I am an assistant professor at a small liberal arts college in Virginia.
I began my teaching a career at the State University of New York at Stony Brook where I served as both a Teaching Assistant (2010-2013) and Instructor (2011-2013) in the History Department. As a Teaching Assistant I helped with courses in early American history, U.S. environmental history, U.S. working-class history, global maritime history, late imperial Chinese history, and Chinese maritime history. As an Instructor, I taught my own courses in Pacific Islands history, U.S. environmental and labor history, and multiple courses in Chinese history.
In 2014 I taught as an instructor in environmental humanities at the Middlebury School of the Environment in Vermont. My essay, “Marx in the Mountains” Perspectives on History 53 (February 2015), reflects on my experiences teaching environmental humanities in the Middlebury program. Furthermore, my students and I co-wrote a document, “Forms of Working-Class / Peasant Environmental Resistance,” which is available for download online.
In 2014 I was interviewed about the School of the Environment. You can see excerpts in the video below.
I am also featured in the following short film about the School of the Environment.
Since fall 2015, I am Assistant Professor of Public History at Roanoke College. My public history students have created an interactive map of local African American history, created an audio tour of a local shopping mall, put on their own “Antiques Roadshow”-style event, created an online exhibition of local Civil Rights Era history, researched the contents of a regional LGBTQ library, conducted oral history interviews with single mothers experiencing intergenerational poverty, and they are also regularly blogging about their experiences on our Internships Blog and Material Culture blog. Our public history students spend a lot of time in the field, learning from experts, and working hands-on with community members. Several history students have also worked as Research Assistants and/or volunteered with the Southwest Virginia LGBTQ+ History Project, a community-based queer public history initiative.

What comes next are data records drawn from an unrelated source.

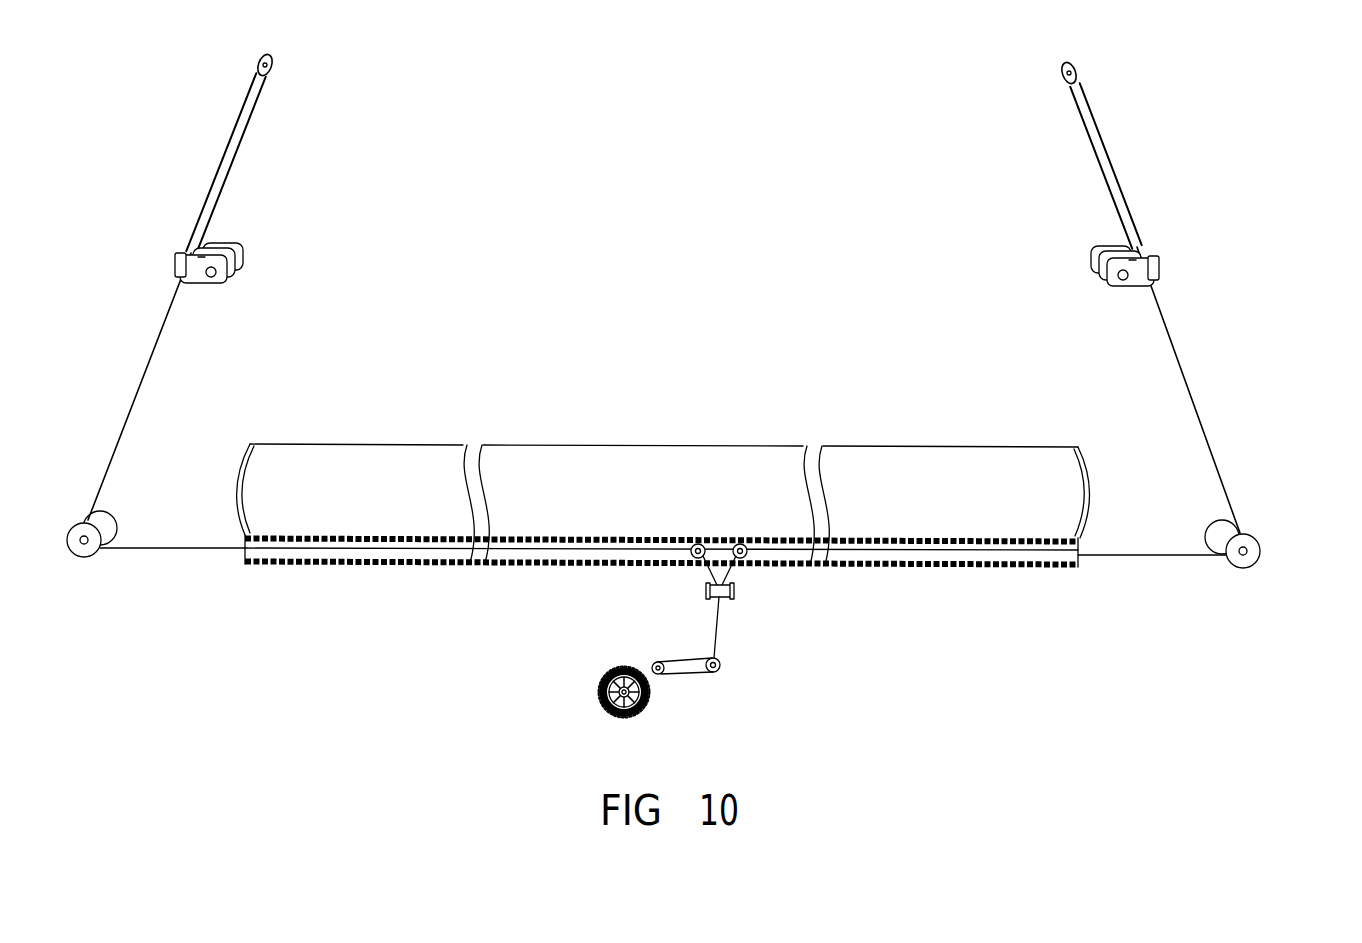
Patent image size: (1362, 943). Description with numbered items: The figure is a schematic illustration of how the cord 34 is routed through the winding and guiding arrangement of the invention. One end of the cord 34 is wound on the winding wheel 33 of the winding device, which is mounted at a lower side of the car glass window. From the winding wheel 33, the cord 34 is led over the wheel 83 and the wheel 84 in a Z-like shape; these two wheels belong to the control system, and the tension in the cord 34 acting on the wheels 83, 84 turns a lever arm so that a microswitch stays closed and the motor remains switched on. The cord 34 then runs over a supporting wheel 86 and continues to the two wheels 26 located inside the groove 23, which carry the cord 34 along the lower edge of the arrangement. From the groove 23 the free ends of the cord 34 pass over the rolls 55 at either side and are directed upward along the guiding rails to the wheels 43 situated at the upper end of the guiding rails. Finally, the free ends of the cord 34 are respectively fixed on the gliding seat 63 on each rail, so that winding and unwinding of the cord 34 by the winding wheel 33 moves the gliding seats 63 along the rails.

The groove 23 is at (505, 562).
The wheels 26 is at (694, 546).
The winding wheel 33 is at (600, 696).
The cord 34 is at (220, 166).
The wheels 43 is at (258, 70).
The rolls 55 is at (84, 544).
The gliding seat 63 is at (178, 270).
The wheel 83 is at (662, 676).
The wheel 84 is at (720, 671).
The supporting wheel 86 is at (706, 594).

I have also worked one-on-one with undergraduate students in independent studies and Honors distinction projects examining: The Black Public History Movement; Black Radical Thought from W.E.B. Du Bois to #BlackLivesMatter; Issues in Digital History; The Theory and Practice of Oral History; Black Queer Studies and Oral History; Video Games and Public History; the History of Preservation Practices; and a study of public memory and oral history in a historically-Black neighborhood .
Students in my general education queer public humanities course “LGBTQ Storytelling” have conducted oral histories with elders in the LGBTQ community, as well as engaged in service learning collaborations with local non-profits such as an HIV/STI testing clinic, a sexual assault resource center, and a church for LGBTQ Christians. As head of the public history program, I am also responsible for overseeing student internships and promoting greater collaboration between the college and off-campus community.